When I moved away when I was 15 did my classmates notice I was even gone? Probably not ,my existence at that school was insignificant. At my new school I made friends easily and felt less isolated. My best friend was my cousin and I spent weekends with her at her boyfriends. We would get drunk every weekend. I had two groups of friends! I tried to be more outgoing at school and made friends that way. I was popular among my peers for once in my life. I attended football games & dances. I was heavily involved in clubs such as VICA, DARE and FHA. I had a boyfriend, my life was finally good but on the weekends I got drunk. It's ironic I was never around alcohol when I was younger.

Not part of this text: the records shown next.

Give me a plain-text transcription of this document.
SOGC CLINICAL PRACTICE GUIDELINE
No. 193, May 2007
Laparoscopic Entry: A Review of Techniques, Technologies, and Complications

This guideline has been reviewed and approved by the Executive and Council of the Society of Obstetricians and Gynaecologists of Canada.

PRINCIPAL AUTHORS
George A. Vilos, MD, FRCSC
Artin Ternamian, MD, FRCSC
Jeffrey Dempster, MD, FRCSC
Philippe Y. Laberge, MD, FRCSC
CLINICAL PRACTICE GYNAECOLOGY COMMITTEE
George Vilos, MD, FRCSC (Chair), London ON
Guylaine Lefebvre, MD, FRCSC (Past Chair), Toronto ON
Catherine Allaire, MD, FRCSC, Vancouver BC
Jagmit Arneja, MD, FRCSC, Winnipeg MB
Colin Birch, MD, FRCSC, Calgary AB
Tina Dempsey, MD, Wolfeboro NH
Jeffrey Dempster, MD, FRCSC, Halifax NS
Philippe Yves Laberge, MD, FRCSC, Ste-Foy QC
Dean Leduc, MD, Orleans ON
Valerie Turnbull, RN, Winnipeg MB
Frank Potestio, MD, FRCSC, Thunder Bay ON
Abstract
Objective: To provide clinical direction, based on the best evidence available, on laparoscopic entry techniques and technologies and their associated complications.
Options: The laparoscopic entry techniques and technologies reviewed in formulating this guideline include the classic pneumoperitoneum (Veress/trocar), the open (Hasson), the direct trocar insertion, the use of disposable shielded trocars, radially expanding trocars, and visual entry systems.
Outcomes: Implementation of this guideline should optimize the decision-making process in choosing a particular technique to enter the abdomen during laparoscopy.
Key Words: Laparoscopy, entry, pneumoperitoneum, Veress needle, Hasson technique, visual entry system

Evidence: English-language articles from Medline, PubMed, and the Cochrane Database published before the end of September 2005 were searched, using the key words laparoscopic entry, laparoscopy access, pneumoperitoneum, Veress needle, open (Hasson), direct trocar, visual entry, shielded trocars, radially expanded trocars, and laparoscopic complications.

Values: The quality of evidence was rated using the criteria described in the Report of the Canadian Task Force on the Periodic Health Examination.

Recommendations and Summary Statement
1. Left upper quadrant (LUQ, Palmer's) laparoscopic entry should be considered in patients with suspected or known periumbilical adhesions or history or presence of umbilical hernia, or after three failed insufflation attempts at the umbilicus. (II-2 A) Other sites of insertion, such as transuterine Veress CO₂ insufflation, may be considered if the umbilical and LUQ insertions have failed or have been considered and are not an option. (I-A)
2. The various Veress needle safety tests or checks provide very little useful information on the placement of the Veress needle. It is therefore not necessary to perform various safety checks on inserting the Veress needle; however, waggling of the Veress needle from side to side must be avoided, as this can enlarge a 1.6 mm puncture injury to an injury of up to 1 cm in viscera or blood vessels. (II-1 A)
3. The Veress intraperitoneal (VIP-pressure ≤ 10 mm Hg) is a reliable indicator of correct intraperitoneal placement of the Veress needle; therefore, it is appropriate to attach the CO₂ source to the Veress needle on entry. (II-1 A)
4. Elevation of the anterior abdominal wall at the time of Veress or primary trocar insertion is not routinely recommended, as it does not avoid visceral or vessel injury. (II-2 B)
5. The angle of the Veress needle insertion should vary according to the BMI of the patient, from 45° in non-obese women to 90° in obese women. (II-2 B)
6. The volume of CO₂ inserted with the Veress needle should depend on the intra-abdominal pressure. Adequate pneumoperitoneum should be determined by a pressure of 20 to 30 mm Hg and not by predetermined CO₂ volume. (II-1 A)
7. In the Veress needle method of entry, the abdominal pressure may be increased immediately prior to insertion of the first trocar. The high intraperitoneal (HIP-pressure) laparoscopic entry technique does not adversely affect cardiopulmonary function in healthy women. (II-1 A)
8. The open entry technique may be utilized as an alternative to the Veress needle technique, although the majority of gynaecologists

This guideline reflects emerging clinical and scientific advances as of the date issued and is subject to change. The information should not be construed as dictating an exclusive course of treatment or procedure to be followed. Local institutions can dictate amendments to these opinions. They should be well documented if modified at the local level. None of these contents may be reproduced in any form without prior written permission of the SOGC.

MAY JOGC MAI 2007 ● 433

Before Mom died neither of my parents drank alcohol on a regular basis. Occassionly Dad would buy a 6 pack and drink one a day. I only remember my Mom drinking once at an office Christmas party. When she died Dad's personality did a complete 360. He started drinking more and daily. My brothers started drinking. If my sister and I wanted to do something , Dad would rather we do it at home. Dad bought us cigarettes since we wanted to smoke. Bought my sister Rum. After a few months of severe depression my Dad woke up and forbid us to drink.
A hundred mere miles away another teen was experimenting with alcohol and drugs. Our age and circumstances were similar but I'm unsure of her school situation or home life. Her drug use quickly became significant and long term.
Alot of people smoked marijuana around me when I partied all the time . I made a conscious choice not to use drugs, smoke dope or continue drinking. As early as I started drinking I could of very well become an alcoholic.
Once I was old enough to obtain the alcohol myself it had lost all of its appeal to me. I made a choice not to drink anymore. I made a choice to not be around people using heavier drugs or use them myself. That's what bothers me about my niece's heroin use. She made a choice the first couple times she used. It is controlling her life now and will continue to do so. Even though she "claims" to be clean she's most likely using again. It breaks my heart because heroin is taking away her freedom to choose. It may very well take away her freedom (jail or prison) and eventually her life. That is the reality of substance abuse!!
We realized today it may take something significant to wake her up and hopefully it will. My mom died of natural causes . I don't want to see my great nieces and nephew growing up without her for her own stupidity. And their dad's own stupidity. It's stupid putting a needle in their arms to feed a controller (heroin). I will support her through recovery but I won't enable her.